Saturday, April 05, 2014

Watch The NASDAQ Composite

The SPX took a good lick on Fri., 4/4, but is still holding its uptrend off the late Jan. '14 low.
Not so the NASDAQ which is in a confirmed short term downtrend and which just broke
below its 100 day m/a for the first time since the autumn of 2012. Since the NASDAQ has
been a strong leader among broad market sectors, you'll need to watch it to see if it proves
contagious to the other major sectors like the critical SPX. $COMPQ Daily

The NASDAQ is moving down toward an oversold condition but is not there yet and carries
trend support down around 4000. Given the occasional high volatility of this market and
the fact that confidence lost is not quickly regained here, further weakness would be no
surprise as this has been hometown for momentum players.

Friday, April 04, 2014

NASDAQ Comp. Skids In Relative Strength

The NASDAQ, weighted up with techs, net service and an assortment of other high flyers,
has accelerated to the downside compared to The SPX in recent weeks. The frothy ones are
being clipped as momentum players, remembering 1999 - 2000 especially, have moved to
take some money off the table. You have to watch this kind of action. Sometimes it merely
heralds a rotation out of the high beta, high risk game into more stable names and then there
are those times when 'de-risking' grows contagious and the broader market suffers as well.

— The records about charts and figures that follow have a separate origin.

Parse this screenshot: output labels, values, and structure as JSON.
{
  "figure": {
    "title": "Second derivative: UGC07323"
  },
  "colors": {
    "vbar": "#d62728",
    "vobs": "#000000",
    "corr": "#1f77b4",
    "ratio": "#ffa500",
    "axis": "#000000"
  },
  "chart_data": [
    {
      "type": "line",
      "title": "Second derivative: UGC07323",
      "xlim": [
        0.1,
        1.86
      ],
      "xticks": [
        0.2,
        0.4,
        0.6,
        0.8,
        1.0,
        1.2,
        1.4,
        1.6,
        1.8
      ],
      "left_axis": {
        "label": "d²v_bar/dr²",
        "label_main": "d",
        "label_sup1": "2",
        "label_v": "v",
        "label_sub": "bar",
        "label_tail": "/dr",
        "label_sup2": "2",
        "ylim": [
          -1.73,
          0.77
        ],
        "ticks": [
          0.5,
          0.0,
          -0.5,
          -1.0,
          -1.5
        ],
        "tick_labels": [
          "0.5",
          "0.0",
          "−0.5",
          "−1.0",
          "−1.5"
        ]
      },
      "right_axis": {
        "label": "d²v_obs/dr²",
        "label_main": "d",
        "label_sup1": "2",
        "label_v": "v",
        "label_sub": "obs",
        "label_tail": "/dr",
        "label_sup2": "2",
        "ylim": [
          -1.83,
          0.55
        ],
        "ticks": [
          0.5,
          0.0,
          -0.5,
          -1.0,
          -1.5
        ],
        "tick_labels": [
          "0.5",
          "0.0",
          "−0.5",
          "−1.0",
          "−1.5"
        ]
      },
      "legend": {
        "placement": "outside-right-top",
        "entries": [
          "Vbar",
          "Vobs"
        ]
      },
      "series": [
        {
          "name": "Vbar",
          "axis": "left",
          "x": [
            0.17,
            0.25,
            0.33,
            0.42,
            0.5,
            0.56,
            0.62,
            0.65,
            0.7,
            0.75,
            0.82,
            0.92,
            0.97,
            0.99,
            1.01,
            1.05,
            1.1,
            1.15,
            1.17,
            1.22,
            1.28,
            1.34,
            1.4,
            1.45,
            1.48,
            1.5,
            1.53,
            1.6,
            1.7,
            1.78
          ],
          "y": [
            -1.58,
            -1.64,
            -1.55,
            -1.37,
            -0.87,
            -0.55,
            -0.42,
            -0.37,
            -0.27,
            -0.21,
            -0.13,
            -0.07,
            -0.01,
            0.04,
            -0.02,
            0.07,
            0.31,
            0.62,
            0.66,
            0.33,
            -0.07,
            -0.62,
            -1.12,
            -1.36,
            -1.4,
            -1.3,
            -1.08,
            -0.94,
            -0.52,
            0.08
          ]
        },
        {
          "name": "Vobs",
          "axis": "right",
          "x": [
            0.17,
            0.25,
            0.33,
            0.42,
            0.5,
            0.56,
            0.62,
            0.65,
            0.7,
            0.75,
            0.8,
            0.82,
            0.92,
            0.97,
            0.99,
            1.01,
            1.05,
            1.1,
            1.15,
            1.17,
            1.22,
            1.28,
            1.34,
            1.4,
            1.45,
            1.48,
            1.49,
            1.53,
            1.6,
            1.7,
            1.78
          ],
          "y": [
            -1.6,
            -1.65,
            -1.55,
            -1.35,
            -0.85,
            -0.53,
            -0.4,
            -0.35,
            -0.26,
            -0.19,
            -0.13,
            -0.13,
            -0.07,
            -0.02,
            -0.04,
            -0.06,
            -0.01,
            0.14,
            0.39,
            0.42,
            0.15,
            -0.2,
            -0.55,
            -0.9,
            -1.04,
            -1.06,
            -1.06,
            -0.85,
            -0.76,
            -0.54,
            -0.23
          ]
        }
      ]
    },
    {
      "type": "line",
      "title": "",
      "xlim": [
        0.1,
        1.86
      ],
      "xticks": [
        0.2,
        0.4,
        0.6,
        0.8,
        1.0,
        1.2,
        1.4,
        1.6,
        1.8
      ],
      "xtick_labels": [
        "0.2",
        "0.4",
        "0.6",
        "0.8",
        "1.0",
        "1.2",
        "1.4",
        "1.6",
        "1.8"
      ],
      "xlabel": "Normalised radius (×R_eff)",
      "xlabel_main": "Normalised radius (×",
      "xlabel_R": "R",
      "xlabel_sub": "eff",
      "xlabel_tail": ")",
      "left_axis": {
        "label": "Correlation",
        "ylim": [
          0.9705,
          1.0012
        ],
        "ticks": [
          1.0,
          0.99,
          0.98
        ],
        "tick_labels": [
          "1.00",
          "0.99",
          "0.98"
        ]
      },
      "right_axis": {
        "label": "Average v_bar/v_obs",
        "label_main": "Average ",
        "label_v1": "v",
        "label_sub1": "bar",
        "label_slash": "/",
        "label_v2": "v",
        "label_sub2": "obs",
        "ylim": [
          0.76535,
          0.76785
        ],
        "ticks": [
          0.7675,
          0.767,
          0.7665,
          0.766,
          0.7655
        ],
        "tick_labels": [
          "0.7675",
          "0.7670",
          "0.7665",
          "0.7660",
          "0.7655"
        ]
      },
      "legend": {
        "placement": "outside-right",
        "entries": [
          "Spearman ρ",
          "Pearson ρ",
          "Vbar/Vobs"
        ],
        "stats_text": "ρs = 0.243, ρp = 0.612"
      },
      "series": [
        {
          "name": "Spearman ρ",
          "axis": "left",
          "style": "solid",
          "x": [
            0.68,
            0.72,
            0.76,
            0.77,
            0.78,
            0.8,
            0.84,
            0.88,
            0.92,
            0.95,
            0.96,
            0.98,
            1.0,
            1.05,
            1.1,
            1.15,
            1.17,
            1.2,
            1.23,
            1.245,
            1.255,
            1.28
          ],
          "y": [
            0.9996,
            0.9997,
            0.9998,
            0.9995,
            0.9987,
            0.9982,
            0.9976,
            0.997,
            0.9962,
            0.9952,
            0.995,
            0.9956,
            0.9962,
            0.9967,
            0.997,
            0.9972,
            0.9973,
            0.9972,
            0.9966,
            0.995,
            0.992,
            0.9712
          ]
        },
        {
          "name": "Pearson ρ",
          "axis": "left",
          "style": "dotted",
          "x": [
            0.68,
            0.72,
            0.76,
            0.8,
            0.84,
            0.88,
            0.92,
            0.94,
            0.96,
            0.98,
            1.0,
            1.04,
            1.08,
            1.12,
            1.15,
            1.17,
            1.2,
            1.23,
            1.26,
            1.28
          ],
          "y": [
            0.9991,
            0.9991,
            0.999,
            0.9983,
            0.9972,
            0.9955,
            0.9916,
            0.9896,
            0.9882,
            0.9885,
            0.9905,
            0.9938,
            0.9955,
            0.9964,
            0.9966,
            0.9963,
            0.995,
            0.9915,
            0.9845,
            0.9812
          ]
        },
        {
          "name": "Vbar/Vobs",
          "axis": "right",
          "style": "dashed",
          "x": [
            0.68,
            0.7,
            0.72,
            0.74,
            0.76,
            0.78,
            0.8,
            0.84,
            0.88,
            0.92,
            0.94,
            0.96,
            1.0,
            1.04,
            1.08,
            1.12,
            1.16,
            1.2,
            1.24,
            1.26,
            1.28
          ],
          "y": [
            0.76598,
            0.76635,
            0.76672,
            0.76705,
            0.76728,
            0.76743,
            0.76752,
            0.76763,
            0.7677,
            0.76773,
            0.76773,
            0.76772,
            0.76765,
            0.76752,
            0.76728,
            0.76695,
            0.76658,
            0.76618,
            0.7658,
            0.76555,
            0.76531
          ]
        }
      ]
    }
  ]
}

Emphasis on the hot stocks started to get into 'chase 'em up' mode over last summer and
peaked in early Mar. Since, there has been a clear break in the RS trend line of the NASDAQ
which sees it retreating rapidly to the RS trading band of recent years. NASDAQ Rel. St.

From a short term perspective, this trade is getting oversold, but given the contagion underway
and still extant profits to be secured, the NASDAQ RS line could easily fall back into the
trading band of recent years (See chart).

Also keep in mind with the NASDAQ that if a more general market pullback is getting started,
the 'NAZ" can often lag the SPX when the next upturn gets underway.

Tuesday, April 01, 2014

Market Breadth -- Short Term Overextended

Here, I use a daily NYSE cumulative breadth chart with a Keltner channel measure.$NYAD
The chart is a little curious as the price momentum of the market has been rather dull so far
in 2014 while breadth has been fairly strong. That says small upticks in price as sellers are
not shy. But, note as well that the A/D line is getting rather overextended against its Keltner
band, a condition that suggests a new round of price consolidation ahead.

The SPX has received a nice boost from Ms. Yellen's pro - easy money 'pep talk' on Monday
just past. Her fingers are perfectly fine so far although she is playing with fire.